Dynamic binary analysis using myrrh

There has been substantial progress in the development of myrrh since the previous blog article. Development has focused primarily on the implementation of myrrh’s support for Remote Procedure Calls (RPC) which can be issued by external applications.

Some of myrrh’s new features are listed below:

  • myrrh currently contains both a JSON decoder and encoder, which are both nearly fully compliant to the JSON standard. JSON support enables external applications to encode their request in a JSON object and send it through the established TCP/IP connection
  • A VNC server has been implemented (so as to void the necessity of having one run myrrh on his or hers local system in order to see the screen output)
  • There are many more remote procedure calls available to the client (thus enabling the client to exercise even more freedom over the emulated system)
  • Breakpoints can now be grouped in combinations
  • Full support for requesting register values of both before and after hitting a breakpoint
  • The phasing out of myrrh’s internal debugging console has commenced while having added an implementation of a similar console written entirely in Python has been added to the project’s design goals. Eventually myrrh will work as a “headless” emulation server.

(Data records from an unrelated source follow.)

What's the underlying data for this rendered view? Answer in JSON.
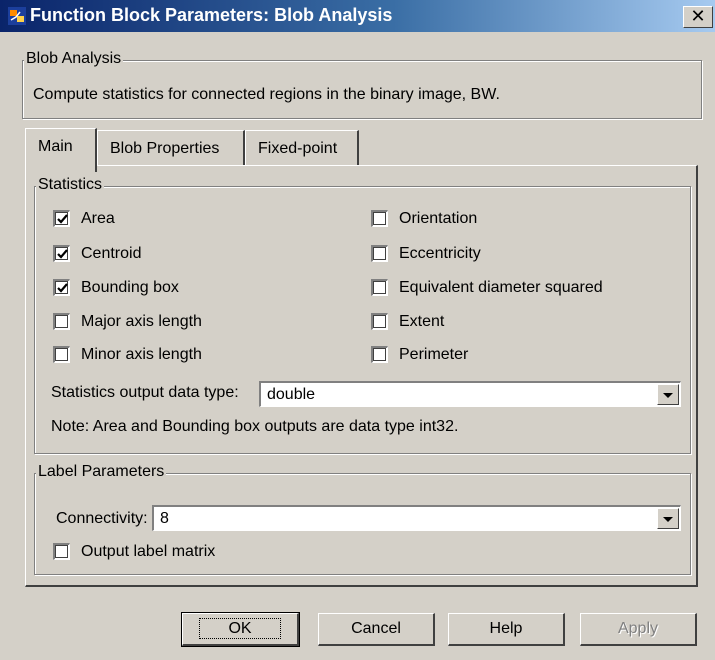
{
  "window": {
    "title": "Function Block Parameters: Blob Analysis",
    "close_glyph": "✕"
  },
  "description": {
    "group_label": "Blob Analysis",
    "text": "Compute statistics for connected regions in the binary image, BW."
  },
  "tabs": [
    {
      "label": "Main",
      "active": true
    },
    {
      "label": "Blob Properties",
      "active": false
    },
    {
      "label": "Fixed-point",
      "active": false
    }
  ],
  "statistics": {
    "group_label": "Statistics",
    "left": [
      {
        "label": "Area",
        "checked": true
      },
      {
        "label": "Centroid",
        "checked": true
      },
      {
        "label": "Bounding box",
        "checked": true
      },
      {
        "label": "Major axis length",
        "checked": false
      },
      {
        "label": "Minor axis length",
        "checked": false
      }
    ],
    "right": [
      {
        "label": "Orientation",
        "checked": false
      },
      {
        "label": "Eccentricity",
        "checked": false
      },
      {
        "label": "Equivalent diameter squared",
        "checked": false
      },
      {
        "label": "Extent",
        "checked": false
      },
      {
        "label": "Perimeter",
        "checked": false
      }
    ],
    "output_type_label": "Statistics output data type:",
    "output_type_value": "double",
    "note": "Note:  Area and Bounding box outputs are data type int32."
  },
  "label_params": {
    "group_label": "Label Parameters",
    "connectivity_label": "Connectivity:",
    "connectivity_value": "8",
    "output_label_matrix": {
      "label": "Output label matrix",
      "checked": false
    }
  },
  "buttons": {
    "ok": "OK",
    "cancel": "Cancel",
    "help": "Help",
    "apply": "Apply"
  },
  "colors": {
    "title_start": "#0a246a",
    "title_end": "#a6caf0",
    "face": "#d4d0c8"
  }
}
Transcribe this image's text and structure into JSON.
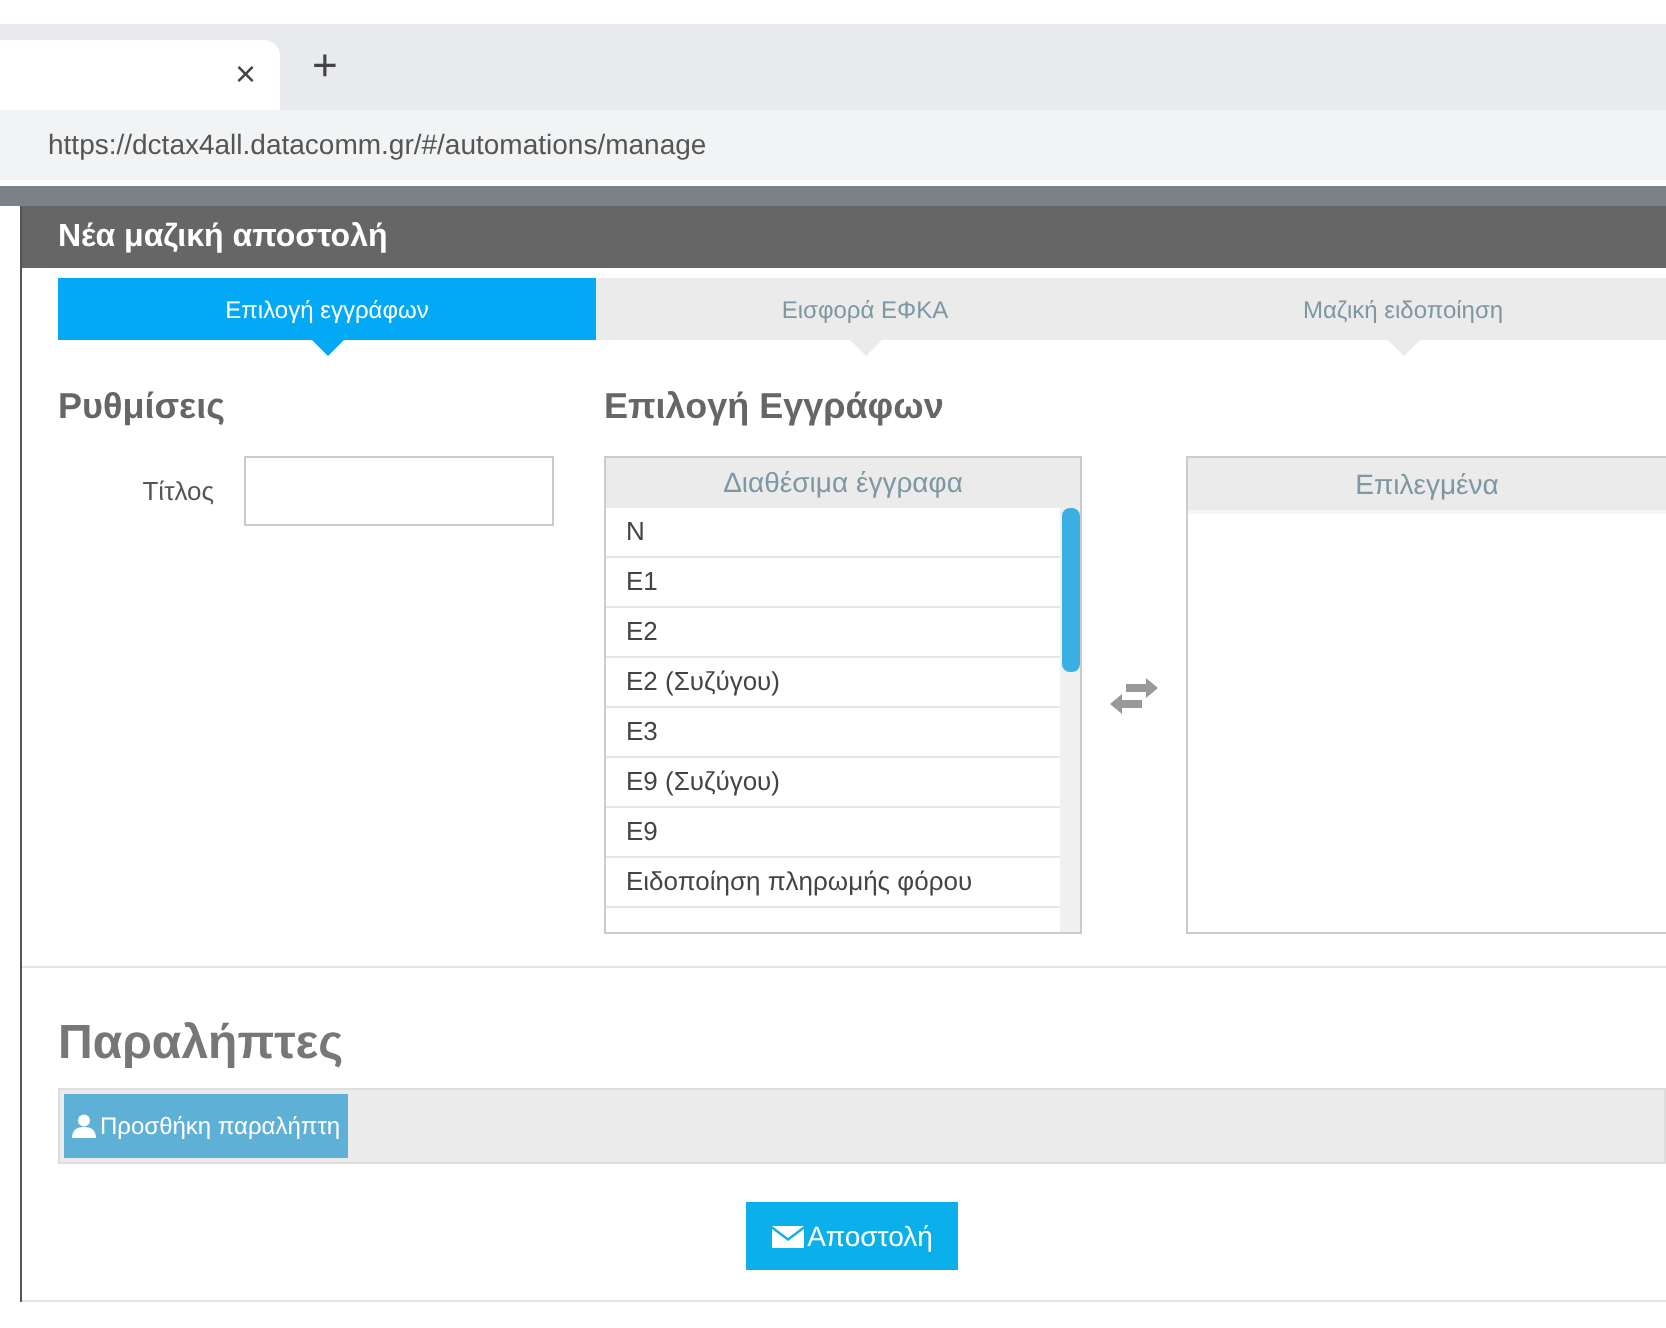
{
  "browser": {
    "tab_close": "×",
    "new_tab": "+",
    "url": "https://dctax4all.datacomm.gr/#/automations/manage"
  },
  "dialog": {
    "title": "Νέα μαζική αποστολή"
  },
  "steps": [
    {
      "label": "Επιλογή εγγράφων",
      "selected": true
    },
    {
      "label": "Εισφορά ΕΦΚΑ",
      "selected": false
    },
    {
      "label": "Μαζική ειδοποίηση",
      "selected": false
    }
  ],
  "settings": {
    "heading": "Ρυθμίσεις",
    "title_label": "Τίτλος"
  },
  "documents": {
    "heading": "Επιλογή Εγγράφων",
    "available_header": "Διαθέσιμα έγγραφα",
    "available": [
      "N",
      "E1",
      "E2",
      "E2 (Συζύγου)",
      "E3",
      "E9 (Συζύγου)",
      "E9",
      "Ειδοποίηση πληρωμής φόρου"
    ],
    "selected_header": "Επιλεγμένα"
  },
  "recipients": {
    "heading": "Παραλήπτες",
    "add_button": "Προσθήκη παραλήπτη"
  },
  "send_button": "Αποστολή"
}
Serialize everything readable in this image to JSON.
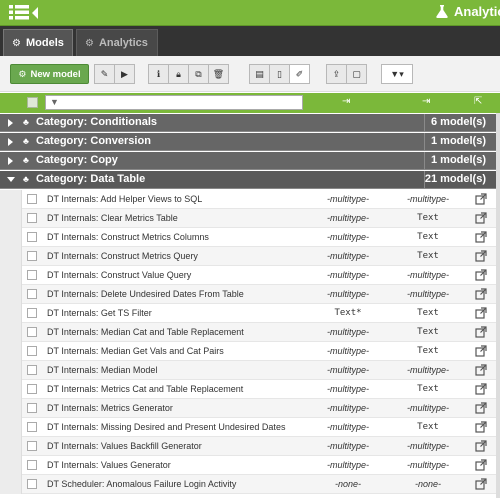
{
  "topbar": {
    "title": "Analytic",
    "menu_icon": "hamburger-icon",
    "back_icon": "caret-left-icon",
    "flask_icon": "flask-icon",
    "color": "#7bb83a"
  },
  "tabs": [
    {
      "label": "Models",
      "icon": "cogs-icon",
      "active": true
    },
    {
      "label": "Analytics",
      "icon": "cog-icon",
      "active": false
    }
  ],
  "toolbar": {
    "new_label": "New model",
    "buttons": [
      "edit-icon",
      "play-icon",
      "info-icon",
      "lock-icon",
      "copy-icon",
      "trash-icon",
      "table-icon",
      "document-icon",
      "pencil-icon",
      "export-icon",
      "stop-icon",
      "filter-icon"
    ]
  },
  "grid": {
    "search_placeholder": "",
    "categories": [
      {
        "label": "Category: Conditionals",
        "count": "6 model(s)",
        "expanded": false
      },
      {
        "label": "Category: Conversion",
        "count": "1 model(s)",
        "expanded": false
      },
      {
        "label": "Category: Copy",
        "count": "1 model(s)",
        "expanded": false
      },
      {
        "label": "Category: Data Table",
        "count": "21 model(s)",
        "expanded": true
      }
    ],
    "rows": [
      {
        "name": "DT Internals: Add Helper Views to SQL",
        "input": "-multitype-",
        "output": "-multitype-"
      },
      {
        "name": "DT Internals: Clear Metrics Table",
        "input": "-multitype-",
        "output": "Text"
      },
      {
        "name": "DT Internals: Construct Metrics Columns",
        "input": "-multitype-",
        "output": "Text"
      },
      {
        "name": "DT Internals: Construct Metrics Query",
        "input": "-multitype-",
        "output": "Text"
      },
      {
        "name": "DT Internals: Construct Value Query",
        "input": "-multitype-",
        "output": "-multitype-"
      },
      {
        "name": "DT Internals: Delete Undesired Dates From Table",
        "input": "-multitype-",
        "output": "-multitype-"
      },
      {
        "name": "DT Internals: Get TS Filter",
        "input": "Text*",
        "output": "Text"
      },
      {
        "name": "DT Internals: Median Cat and Table Replacement",
        "input": "-multitype-",
        "output": "Text"
      },
      {
        "name": "DT Internals: Median Get Vals and Cat Pairs",
        "input": "-multitype-",
        "output": "Text"
      },
      {
        "name": "DT Internals: Median Model",
        "input": "-multitype-",
        "output": "-multitype-"
      },
      {
        "name": "DT Internals: Metrics Cat and Table Replacement",
        "input": "-multitype-",
        "output": "Text"
      },
      {
        "name": "DT Internals: Metrics Generator",
        "input": "-multitype-",
        "output": "-multitype-"
      },
      {
        "name": "DT Internals: Missing Desired and Present Undesired Dates",
        "input": "-multitype-",
        "output": "Text"
      },
      {
        "name": "DT Internals: Values Backfill Generator",
        "input": "-multitype-",
        "output": "-multitype-"
      },
      {
        "name": "DT Internals: Values Generator",
        "input": "-multitype-",
        "output": "-multitype-"
      },
      {
        "name": "DT Scheduler: Anomalous Failure Login Activity",
        "input": "-none-",
        "output": "-none-"
      }
    ]
  }
}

I will now focus on several Python scripts for interaction with myrrh that I have written. These examples focus on the dynamic or runtime analysis of binary code.

A script to generate control-flow graphs

I’ll start out with this assembly language program:

global main

main:

mov cx, 5

first:

push cx
mov cx, 10

second:
loop second

pop cx

loop first
jmp main

function:
nop
ret

I compile it and save it to program.bin. Now, consider the following Python script:

import myrrh
import json
import matplotlib.pyplot as plt
import networkx as nx

def create_edge_data(previous):

    if previous == False:
        address = m.get_absolute_address()
    else:
        address = m.get_absolute_address_p()

    datastr = hex(address)
    disasm = json.loads(m.disassemble(address, 1))["ReturnValues"]["1"]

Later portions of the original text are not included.